Buruma knows that wallahi means ‘by Allah,’ and yet he can’t acknowledge that religious faith was a factor, if not the factor, in Bouyeri’s actions. He is not alone. Good and intelligent people, who know politics inside out, will go to any lengths to avoid criticising religious faith – or even discussing it altogether.

Islamism is a religious movement that is not supported by most Muslims and that counts Muslims as the bulk of its victims. Yet people talk about terrorism and extremism without ever conceding that the terrorists and extremists may actually mean what they say. I used to think, like Cohen, that this sprang from a well-meaning desire not to be seen as discriminating against Muslims. Now I think it’s mostly down to fear. The opponents of the religious hatred bill in Britain said that the new law, essentially an extension of the blasphemy laws, would lead to a culture of self-censorship. They were too late. It’s already here. There are whips in the liberal soul.
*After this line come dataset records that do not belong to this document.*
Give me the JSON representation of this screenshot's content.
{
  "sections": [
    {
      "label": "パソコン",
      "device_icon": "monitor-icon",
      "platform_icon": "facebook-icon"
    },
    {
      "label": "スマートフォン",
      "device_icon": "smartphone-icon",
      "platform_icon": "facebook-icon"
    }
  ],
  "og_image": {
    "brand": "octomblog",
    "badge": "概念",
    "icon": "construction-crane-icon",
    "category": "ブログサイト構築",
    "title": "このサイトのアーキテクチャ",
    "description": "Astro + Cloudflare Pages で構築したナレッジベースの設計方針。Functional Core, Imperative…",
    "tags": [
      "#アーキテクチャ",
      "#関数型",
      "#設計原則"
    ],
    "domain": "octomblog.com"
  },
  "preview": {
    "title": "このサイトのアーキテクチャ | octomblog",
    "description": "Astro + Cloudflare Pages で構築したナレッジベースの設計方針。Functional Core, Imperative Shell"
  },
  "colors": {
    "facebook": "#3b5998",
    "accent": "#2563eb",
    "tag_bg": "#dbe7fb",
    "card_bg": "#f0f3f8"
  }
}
If you have a house party, what do you do when people gatecrash the party, tell you that they hate the party and everything it stands for, that the women in the house should cover themselves from head to toe in sackcloth, that the homosexuals and Jews at the party should leave immediately on pain of death, and that all your drink should be poured away – and that if you argue with them, they’ll kill you?

A friend of van Gogh’s told Buruma that the party of Amsterdam had finally died.

What distressed him, more than anything, was the end of a particular way of life, a kind of ‘free-spirited anarchism’ full of ‘humor and cabaret’, a life where it was possible to make fun of things, to offend people without the fear of violence. ‘A kind of idyll,’ he sighed, had come to an end.